To travel the trails in Sarmassa Valley is to undertake a journey through the heart of Asti territory.
The long memory of the Monferrato
Here you’ll find the area’s most characteristic elements: nature’s trees, man’s vineyards, the hills, farmhouses, and personalities that tell the story of their lives in this land.
In this angle of Alto Monferrato, the rugged hills covered in copses of trees are somewhat out of place among the zone’s other areas that are completely dominated by grapevines. Here in 1993, the Regional government instituted the Special Natural Reserve of the Sarmassa Valley, today overseen by the managing authority of protected Asti areas.
The names of places imitate the history they’ve seen. The Valley of the Dead (Valle delle Morte) recalls the hard battle during the reign of Barbarosso, and the Peak of Three Bishops (Bricco dei Tre Vescovi) is where three separate dioceses met and, still today, three distinct communities are gathered in this protected area.
The names of places imitate the history they’ve seen, from the Valley of the Dead to the Peak of Three Bishops
The Reserve is almost completely covered by forests with different roots of history. Some, like oak, cherry, elm, and maple, are especially interesting from a naturalistic point of view. The oak forest of Crova, a noble family of the zone, has plants like the Scotch broom, white Cephalanthera (a multi-bloom orchid), Solomon’s seal, and butcher’s broom. The forest is situated on a south-facing slope and is essential for the Reserve because it conserves the natural memory of how the woods were long ago, untouched. Here is the heart of the Reserve. The winds, insects, and other animals carry seeds from here that, in the future, may bring the surrounding forests back to their own original states and enrich the Reserve with biodiversity.
The cold, shaded slopes facing north are the homes of chestnut trees, every so often trimmed for their straight, strong poles to use to support the nearby vineyards. Nevertheless, nature has its own space here, too; in March, the primroses bloom together with wild violets and ferns among the huge chestnut leaves that fell the autumn before. Its fruits, like acorns from the many oaks, are essential food for forest animals, from insects to large mammals.
At the end are the non-native Robinia pseudoacacia, black locust trees that originate from North America, nonexistent in the area before 1600. Today, these trees are the most prolific, growing with abandon over the land cultivated after World War II: they have actually colonized the vineyards, orchards, and other cultivated areas. The relatively recent history after World War II can be read along trails throughout the Reserve. With a sharp eye, peer between densely-packed trees to see old wells, containers (trori) for the preparation of pesticides, terraces for vineyards, and equipment sheds.
Watching for animals is difficult but possible with the right approach. Armed with patience, silence, and an observant spirit, take a trip during the quietest hours of the day – early morning or twilight – and you might find foxes, wild boar, badgers, squirrels, and dormice, or the tracks of these critters left on trees, under foot, and in bushes.
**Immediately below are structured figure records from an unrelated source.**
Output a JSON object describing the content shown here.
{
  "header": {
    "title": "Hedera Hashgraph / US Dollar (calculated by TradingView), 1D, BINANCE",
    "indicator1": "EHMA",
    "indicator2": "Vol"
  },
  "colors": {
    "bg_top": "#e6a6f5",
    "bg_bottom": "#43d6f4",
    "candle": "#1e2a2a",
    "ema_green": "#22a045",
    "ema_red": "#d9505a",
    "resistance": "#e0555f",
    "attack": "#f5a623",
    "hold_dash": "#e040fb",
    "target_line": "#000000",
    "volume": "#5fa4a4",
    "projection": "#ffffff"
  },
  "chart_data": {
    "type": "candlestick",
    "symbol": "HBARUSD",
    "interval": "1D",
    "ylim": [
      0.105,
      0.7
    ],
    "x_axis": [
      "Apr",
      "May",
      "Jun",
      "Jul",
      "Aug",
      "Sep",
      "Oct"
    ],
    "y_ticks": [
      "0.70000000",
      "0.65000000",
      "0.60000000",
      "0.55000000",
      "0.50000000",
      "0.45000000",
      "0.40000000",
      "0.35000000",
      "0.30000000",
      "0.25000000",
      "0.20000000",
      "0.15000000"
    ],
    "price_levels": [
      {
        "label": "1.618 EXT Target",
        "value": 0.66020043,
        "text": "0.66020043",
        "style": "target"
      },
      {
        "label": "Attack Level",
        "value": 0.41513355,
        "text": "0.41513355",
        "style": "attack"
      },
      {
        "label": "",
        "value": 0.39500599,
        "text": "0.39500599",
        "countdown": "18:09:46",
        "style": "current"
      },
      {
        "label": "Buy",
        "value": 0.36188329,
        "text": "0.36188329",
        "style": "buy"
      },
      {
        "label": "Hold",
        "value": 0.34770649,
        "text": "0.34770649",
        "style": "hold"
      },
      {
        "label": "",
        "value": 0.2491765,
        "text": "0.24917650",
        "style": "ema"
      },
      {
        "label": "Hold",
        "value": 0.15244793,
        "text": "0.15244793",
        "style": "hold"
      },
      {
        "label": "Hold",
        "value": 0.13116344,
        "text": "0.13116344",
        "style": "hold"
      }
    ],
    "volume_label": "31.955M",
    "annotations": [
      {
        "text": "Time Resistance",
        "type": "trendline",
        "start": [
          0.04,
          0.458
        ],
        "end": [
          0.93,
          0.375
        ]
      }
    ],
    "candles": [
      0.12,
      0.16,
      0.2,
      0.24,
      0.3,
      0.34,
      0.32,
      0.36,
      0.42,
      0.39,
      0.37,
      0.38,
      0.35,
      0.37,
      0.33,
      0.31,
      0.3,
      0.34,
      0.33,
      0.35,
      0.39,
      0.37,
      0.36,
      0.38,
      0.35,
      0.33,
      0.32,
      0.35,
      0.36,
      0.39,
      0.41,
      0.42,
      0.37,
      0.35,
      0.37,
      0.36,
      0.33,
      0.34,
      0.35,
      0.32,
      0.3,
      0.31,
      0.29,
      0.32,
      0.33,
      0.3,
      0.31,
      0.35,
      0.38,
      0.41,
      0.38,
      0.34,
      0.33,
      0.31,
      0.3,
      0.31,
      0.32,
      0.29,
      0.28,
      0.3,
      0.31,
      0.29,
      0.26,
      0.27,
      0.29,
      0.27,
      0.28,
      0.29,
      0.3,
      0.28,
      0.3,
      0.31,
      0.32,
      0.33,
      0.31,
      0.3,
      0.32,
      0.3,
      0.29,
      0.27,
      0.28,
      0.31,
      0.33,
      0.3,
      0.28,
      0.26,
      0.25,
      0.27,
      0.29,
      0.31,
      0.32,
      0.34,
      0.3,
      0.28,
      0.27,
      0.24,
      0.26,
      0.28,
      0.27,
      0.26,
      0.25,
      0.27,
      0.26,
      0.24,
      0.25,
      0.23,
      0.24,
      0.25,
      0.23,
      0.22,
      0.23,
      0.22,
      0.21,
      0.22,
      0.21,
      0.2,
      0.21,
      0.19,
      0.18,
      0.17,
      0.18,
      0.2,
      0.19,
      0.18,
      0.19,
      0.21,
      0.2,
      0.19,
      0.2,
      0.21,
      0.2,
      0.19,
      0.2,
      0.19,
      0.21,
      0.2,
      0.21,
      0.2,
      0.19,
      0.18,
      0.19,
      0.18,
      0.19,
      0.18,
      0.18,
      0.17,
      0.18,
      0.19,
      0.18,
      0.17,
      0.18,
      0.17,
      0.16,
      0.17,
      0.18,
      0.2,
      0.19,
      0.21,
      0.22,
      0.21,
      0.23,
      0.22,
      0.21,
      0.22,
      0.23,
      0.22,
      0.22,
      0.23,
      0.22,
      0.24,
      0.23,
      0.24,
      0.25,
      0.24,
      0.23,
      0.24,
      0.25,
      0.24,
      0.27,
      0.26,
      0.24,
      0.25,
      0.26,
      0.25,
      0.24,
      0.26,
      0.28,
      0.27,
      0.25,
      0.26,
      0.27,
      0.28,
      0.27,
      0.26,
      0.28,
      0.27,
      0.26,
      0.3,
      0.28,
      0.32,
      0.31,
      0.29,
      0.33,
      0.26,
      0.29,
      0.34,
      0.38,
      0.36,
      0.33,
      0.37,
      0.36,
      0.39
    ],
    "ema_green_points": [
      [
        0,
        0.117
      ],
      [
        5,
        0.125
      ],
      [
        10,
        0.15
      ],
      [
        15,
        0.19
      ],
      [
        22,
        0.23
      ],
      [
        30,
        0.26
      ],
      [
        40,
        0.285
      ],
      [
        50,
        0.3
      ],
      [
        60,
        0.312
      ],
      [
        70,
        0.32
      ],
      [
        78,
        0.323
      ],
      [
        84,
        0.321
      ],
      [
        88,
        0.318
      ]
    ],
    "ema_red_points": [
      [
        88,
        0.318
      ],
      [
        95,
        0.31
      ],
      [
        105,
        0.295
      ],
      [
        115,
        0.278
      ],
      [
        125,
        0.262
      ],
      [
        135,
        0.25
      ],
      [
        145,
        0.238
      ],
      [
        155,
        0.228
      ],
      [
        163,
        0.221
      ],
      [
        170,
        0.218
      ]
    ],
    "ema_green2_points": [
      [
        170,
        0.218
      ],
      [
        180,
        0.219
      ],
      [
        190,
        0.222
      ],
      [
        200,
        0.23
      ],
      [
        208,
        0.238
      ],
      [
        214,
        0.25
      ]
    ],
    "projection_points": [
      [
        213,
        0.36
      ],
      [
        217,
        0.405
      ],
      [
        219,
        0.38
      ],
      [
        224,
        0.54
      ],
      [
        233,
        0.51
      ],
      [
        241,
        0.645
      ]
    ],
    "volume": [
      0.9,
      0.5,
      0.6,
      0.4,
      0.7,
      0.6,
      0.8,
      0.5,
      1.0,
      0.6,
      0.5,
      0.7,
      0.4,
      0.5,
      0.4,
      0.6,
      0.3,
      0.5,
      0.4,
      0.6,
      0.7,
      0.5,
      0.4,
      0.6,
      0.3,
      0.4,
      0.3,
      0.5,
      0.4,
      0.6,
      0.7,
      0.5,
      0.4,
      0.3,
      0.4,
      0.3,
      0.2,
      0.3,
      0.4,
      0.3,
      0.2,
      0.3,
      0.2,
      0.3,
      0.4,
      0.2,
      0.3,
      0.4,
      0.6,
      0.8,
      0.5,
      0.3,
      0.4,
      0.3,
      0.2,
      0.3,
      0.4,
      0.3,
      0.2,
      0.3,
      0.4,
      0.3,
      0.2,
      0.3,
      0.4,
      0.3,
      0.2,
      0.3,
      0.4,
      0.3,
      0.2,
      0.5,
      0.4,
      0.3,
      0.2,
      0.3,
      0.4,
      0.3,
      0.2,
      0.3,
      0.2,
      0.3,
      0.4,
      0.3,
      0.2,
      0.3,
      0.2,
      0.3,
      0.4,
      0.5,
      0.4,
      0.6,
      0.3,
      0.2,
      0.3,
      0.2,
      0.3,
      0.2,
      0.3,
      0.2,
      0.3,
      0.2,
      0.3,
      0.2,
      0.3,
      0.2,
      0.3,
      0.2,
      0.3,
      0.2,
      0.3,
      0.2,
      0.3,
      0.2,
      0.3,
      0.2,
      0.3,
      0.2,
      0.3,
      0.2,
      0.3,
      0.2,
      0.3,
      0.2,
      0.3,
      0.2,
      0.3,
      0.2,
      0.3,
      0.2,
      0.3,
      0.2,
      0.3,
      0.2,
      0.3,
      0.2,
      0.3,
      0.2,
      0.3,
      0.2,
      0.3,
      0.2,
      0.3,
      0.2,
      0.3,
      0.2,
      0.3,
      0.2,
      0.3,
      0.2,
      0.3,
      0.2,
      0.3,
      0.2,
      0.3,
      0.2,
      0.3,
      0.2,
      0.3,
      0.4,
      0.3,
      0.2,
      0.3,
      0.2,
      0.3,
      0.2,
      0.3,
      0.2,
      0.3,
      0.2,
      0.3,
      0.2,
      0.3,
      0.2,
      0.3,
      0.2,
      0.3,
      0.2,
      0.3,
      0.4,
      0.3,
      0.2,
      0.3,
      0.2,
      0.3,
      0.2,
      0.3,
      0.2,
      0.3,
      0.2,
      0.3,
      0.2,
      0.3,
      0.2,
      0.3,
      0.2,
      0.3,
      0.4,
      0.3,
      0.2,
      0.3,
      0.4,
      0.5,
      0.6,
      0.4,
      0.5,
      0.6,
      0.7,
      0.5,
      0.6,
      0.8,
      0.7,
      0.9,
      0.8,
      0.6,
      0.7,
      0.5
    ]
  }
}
One miniature animal makes itself known near small pools, brooks, and swamps hidden in the forest: the brilliantly colored dragonfly. Darting through the air in the summer, the dragonfly snatches little insects, butterflies, mosquitoes, frogs, and even green lizards, the chosen symbol of the Reserve.
The park’s most ancient history is told through fossils that are unearthed in various parts of the Reserve’s territory, the remains of organisms that lived more than two million years ago.
The park’s most ancient history is told through fossils that are unearthed in various parts of the Reserve’s territory, the remains of organisms that lived in an ancient sea that covered the land and a large part of the Asti territory during the Pliocene period more than two million years ago. In sections along the trail and occasional caves hollowed out in the sandstone, which are locally called tufo, “tuff,” for its compact but easily workable consistency, you can find small figures that were impressed a long time ago: bivalve shells, the remains of crabs and marine vertebrate, and many other millenia-old organisms.